A recurring theme for Meek is the gap between “performative” and “subjective” consent in teen films and what this might mean for meaningful negotiations of consent. These tensions are clearly highlighted in chapters that explore films featuring queer and transgender teenage characters, exposing the “unspoken cisness of the affirmative consent discourse” (p. 17). Chapter 3 considers the complexity of consent in practice in films featuring queer teen protagonists. Meek draws on a recurring pattern in these films, in which queer teen characters are depicted trying out heterosexual experiences, to highlight the way in which the terms of affirmative consent can mask a lack of desire. Despite growing visibility of same-sex desire in contemporary teen films, Meek argues that there remains a reluctance to depict queer passion without shame, and queer sex remains less visible on-screen than heterosexual sex. Questions of visibility are returned to in Chapter 5, which explores films that center transgender teen characters and highlight tensions around consent culture’s emphasis on full disclosure for trans individuals.

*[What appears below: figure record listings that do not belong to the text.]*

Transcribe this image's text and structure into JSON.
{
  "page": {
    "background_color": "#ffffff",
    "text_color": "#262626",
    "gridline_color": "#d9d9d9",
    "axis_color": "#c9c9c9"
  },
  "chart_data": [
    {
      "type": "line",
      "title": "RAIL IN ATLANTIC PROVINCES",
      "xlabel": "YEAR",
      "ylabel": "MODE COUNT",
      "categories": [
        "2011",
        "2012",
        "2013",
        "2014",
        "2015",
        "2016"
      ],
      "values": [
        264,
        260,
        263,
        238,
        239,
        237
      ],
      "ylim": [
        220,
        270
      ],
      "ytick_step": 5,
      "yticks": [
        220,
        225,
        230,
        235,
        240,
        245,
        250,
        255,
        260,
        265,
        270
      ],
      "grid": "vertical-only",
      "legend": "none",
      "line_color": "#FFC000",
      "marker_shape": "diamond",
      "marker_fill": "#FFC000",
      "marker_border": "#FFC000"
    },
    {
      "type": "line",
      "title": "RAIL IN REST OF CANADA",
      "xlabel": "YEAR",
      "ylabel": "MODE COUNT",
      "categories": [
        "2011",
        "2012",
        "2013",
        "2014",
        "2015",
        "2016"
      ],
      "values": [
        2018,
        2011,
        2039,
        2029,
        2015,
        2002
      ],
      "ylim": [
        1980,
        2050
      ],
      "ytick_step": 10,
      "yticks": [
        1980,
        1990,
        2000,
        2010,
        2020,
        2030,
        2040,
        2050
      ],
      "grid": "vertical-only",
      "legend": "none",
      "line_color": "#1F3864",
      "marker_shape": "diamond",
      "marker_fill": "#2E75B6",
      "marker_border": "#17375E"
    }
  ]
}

In the concluding chapter, Meek reckons with the fact that representations of sex and consent discussed in the book are written and directed by adults and, therefore, filtered through adult lenses. This chapter explores sexual images created and disseminated by teens themselves via a discussion of sexting. Here, Meek acknowledges that sexting too can reinforce heteronormative sexual scripts and gendered power dynamics but can simultaneously highlight the complexities of sexual agency and victimization. Overall, Meek argues that while seeking consensual encounters is a worthy goal, it remains important to recognize the tensions that arise in relation to an affirmative consent framework. Contemporary US teen films offer a rich area to explore such complexities, and the book raises important questions about shifting depictions of consent that could be valuably applied to other media forms and national contexts.
Throughout, Meek situates discussions of representations of consent in relation to wider generic, historical, regulatory, and industrial frameworks. Film analysis is supplemented with extratextual materials including interviews with actors and directors and considerations of popular and critical reception. This ambitious approach means that there is sometimes more attention paid to dialogue and plots than to film form and how these stories are told. This minor point, however, does not detract from the book’s rich contributions to the fields of feminist media studies, gender studies, and youth studies.